In-situ, dynamic X-ray absorption fine structure (XAFS) spectroscopy to demystify the behavior of catalysts in fuel cells
Professor Yasuhiro Iwasawa, head, Innovation Research Center for Fuel Cells
In autumn 2014 Toyota Motor Corporation announced the start of the commercial sales of the 'Toyota Mirai'--the world's first commercially available hydrogen fuel-cell vehicle.
"This announcement was the culmination of decades of research on polymer electrolyte fuel cells (PEFCs)," says Professor Yasuhiro Iwasawa, head of the Innovation Research Center for Fuel Cells at the University of Electro-Communications, Tokyo. "Toyota's hydrogen fuel cell vehicle is one example of the potential applications of fuels cells for generating 'green energy'. However, there is still a lot of fundamental research required in order to benefit from the ultimate potential of PEFCs. In particular, our understanding of the chemical reactions governing the generation of electricity from fuel cells is still incomplete. Specifically, the atomic structure, reactions mechanisms, and degradation mechanisms of fuel cell catalysts are still a black box."
With this background, Iwasawa and colleagues have constructed a unique 80 meter beamline at the SPring-8 synchrotron facility at Harima Science Park City, Hyogo Prefecture, Japan, as part of an approximately US$26 million national NEDO project to develop X-ray absorption fine structure (XAFS) spectroscopy to probe the behavior of catalysts in fuel cell.
"Our XAFS beamline enables in-situ and real time measurements with high time and spatial resolution, and importantly, under conditions used for operational fuel cells," explains Iwasawa. "Such XAFS measurements are only possible with our beamline. It is truly unique."
Notably, the UEC-Tokyo SPring-8 XAFSs beamline (BL36XU) was built to study nanoparticle catalysts in the cathode inside the membrane electrode assembly (MEA) during power generation. The beamline enables time and spatial XAFS measurements with a time resolution of 100 microseconds, spatial resolution of 200 nm, and depth resolution of one micron .

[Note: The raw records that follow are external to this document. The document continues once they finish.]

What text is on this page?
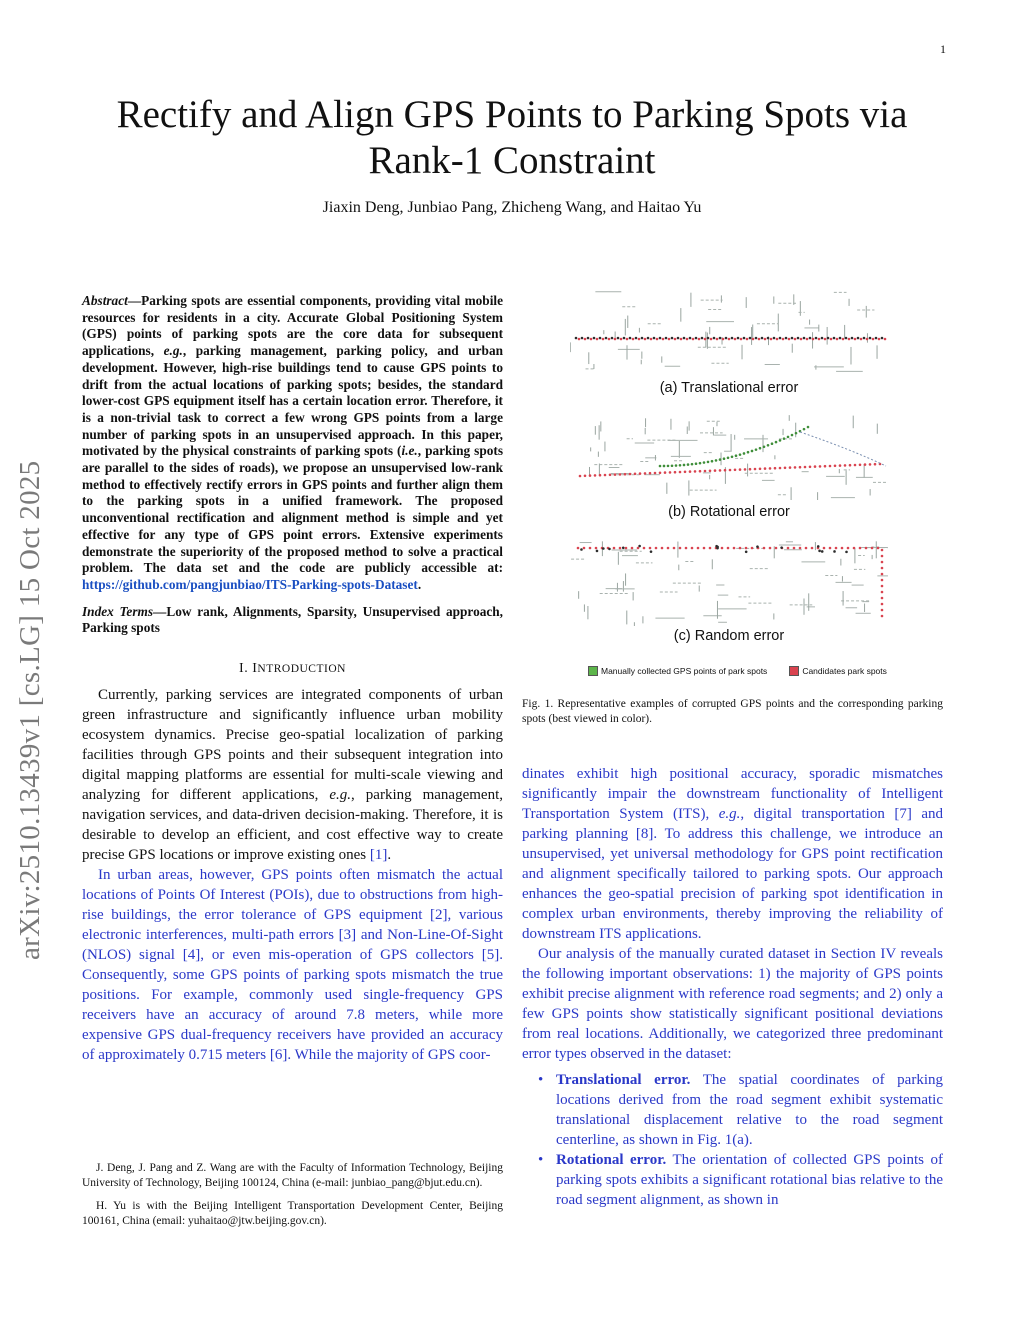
1
arXiv:2510.13439v1 [cs.LG] 15 Oct 2025
Rectify and Align GPS Points to Parking Spots via
Rank-1 Constraint
Jiaxin Deng, Junbiao Pang, Zhicheng Wang, and Haitao Yu
Abstract—Parking spots are essential components, providing vital mobile resources for residents in a city. Accurate Global Positioning System (GPS) points of parking spots are the core data for subsequent applications, e.g., parking management, parking policy, and urban development. However, high-rise buildings tend to cause GPS points to drift from the actual locations of parking spots; besides, the standard lower-cost GPS equipment itself has a certain location error. Therefore, it is a non-trivial task to correct a few wrong GPS points from a large number of parking spots in an unsupervised approach. In this paper, motivated by the physical constraints of parking spots (i.e., parking spots are parallel to the sides of roads), we propose an unsupervised low-rank method to effectively rectify errors in GPS points and further align them to the parking spots in a unified framework. The proposed unconventional rectification and alignment method is simple and yet effective for any type of GPS point errors. Extensive experiments demonstrate the superiority of the proposed method to solve a practical problem. The data set and the code are publicly accessible at: https://github.com/pangjunbiao/ITS-Parking-spots-Dataset.
Index Terms—Low rank, Alignments, Sparsity, Unsupervised approach, Parking spots
I. INTRODUCTION

Currently, parking services are integrated components of urban green infrastructure and significantly influence urban mobility ecosystem dynamics. Precise geo-spatial localization of parking facilities through GPS points and their subsequent integration into digital mapping platforms are essential for multi-scale viewing and analyzing for different applications, e.g., parking management, navigation services, and data-driven decision-making. Therefore, it is desirable to develop an efficient, and cost effective way to create precise GPS locations or improve existing ones [1].

In urban areas, however, GPS points often mismatch the actual locations of Points Of Interest (POIs), due to obstructions from high-rise buildings, the error tolerance of GPS equipment [2], various electronic interferences, multi-path errors [3] and Non-Line-Of-Sight (NLOS) signal [4], or even mis-operation of GPS collectors [5]. Consequently, some GPS points of parking spots mismatch the true positions. For example, commonly used single-frequency GPS receivers have an accuracy of around 7.8 meters, while more expensive GPS dual-frequency receivers have provided an accuracy of approximately 0.715 meters [6]. While the majority of GPS coor-

J. Deng, J. Pang and Z. Wang are with the Faculty of Information Technology, Beijing University of Technology, Beijing 100124, China (e-mail: junbiao_pang@bjut.edu.cn).

H. Yu is with the Beijing Intelligent Transportation Development Center, Beijing 100161, China (email: yuhaitao@jtw.beijing.gov.cn).

(a) Translational error
(b) Rotational error
(c) Random error
Manually collected GPS points of park spots	Candidates park spots
Fig. 1. Representative examples of corrupted GPS points and the corresponding parking spots (best viewed in color).

dinates exhibit high positional accuracy, sporadic mismatches significantly impair the downstream functionality of Intelligent Transportation System (ITS), e.g., digital transportation [7] and parking planning [8]. To address this challenge, we introduce an unsupervised, yet universal methodology for GPS point rectification and alignment specifically tailored to parking spots. Our approach enhances the geo-spatial precision of parking spot identification in complex urban environments, thereby improving the reliability of downstream ITS applications.

Our analysis of the manually curated dataset in Section IV reveals the following important observations: 1) the majority of GPS points exhibit precise alignment with reference road segments; and 2) only a few GPS points show statistically significant positional deviations from real locations. Additionally, we categorized three predominant error types observed in the dataset:

• Translational error. The spatial coordinates of parking locations derived from the road segment exhibit systematic translational displacement relative to the road segment centerline, as shown in Fig. 1(a).
• Rotational error. The orientation of collected GPS points of parking spots exhibits a significant rotational bias relative to the road segment alignment, as shown in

Recent highlights of research being conducted by Iwasawa and colleagues includes the direct mapping of the degradation of platinum (Pt) nanoparticle catalysts in PEFCs by nano-XAFS with a beam size of 570 × 540 nm2 or 228 × 225 nm2 . More specifically, the researchers, succeeded in the two-dimensional mapping of Pt species in electrode catalyst membranes and in the identification of dissolved species and preferential sites using the nano- XAFS with the highest spatial resolution reported to-date. XAFS showed the selective oxidation and dissolution of the Pt nanoparticles as four-coordinate Pt2+-O4 in the 2-3 μm region around the boundary between the cathode catalyst layer and the electrolyte membrane and around micro-crack boundaries.
"These findings are expected to enable engineers to design and develop 'experiment based knowledge' electrode catalysts for the next generation of fuel cells for applications including cars and electricity generation systems for homes," says Iwasawa. "We welcome researchers from all over the world to join us in our research with our beamline at SPring-8 on in-situ analysis of PEFCs."
-  O. Sekizawa et al, J. Phys.: Conf. Ser. 430, 012020, (2013).
 S. Takao, et al, Mapping Platinum Species in Polymer Electrolyte Fuel Cells by Spatially Resolved XAFS Techniques, Angew. Chem. Int. Ed., 53, 14110 (2014).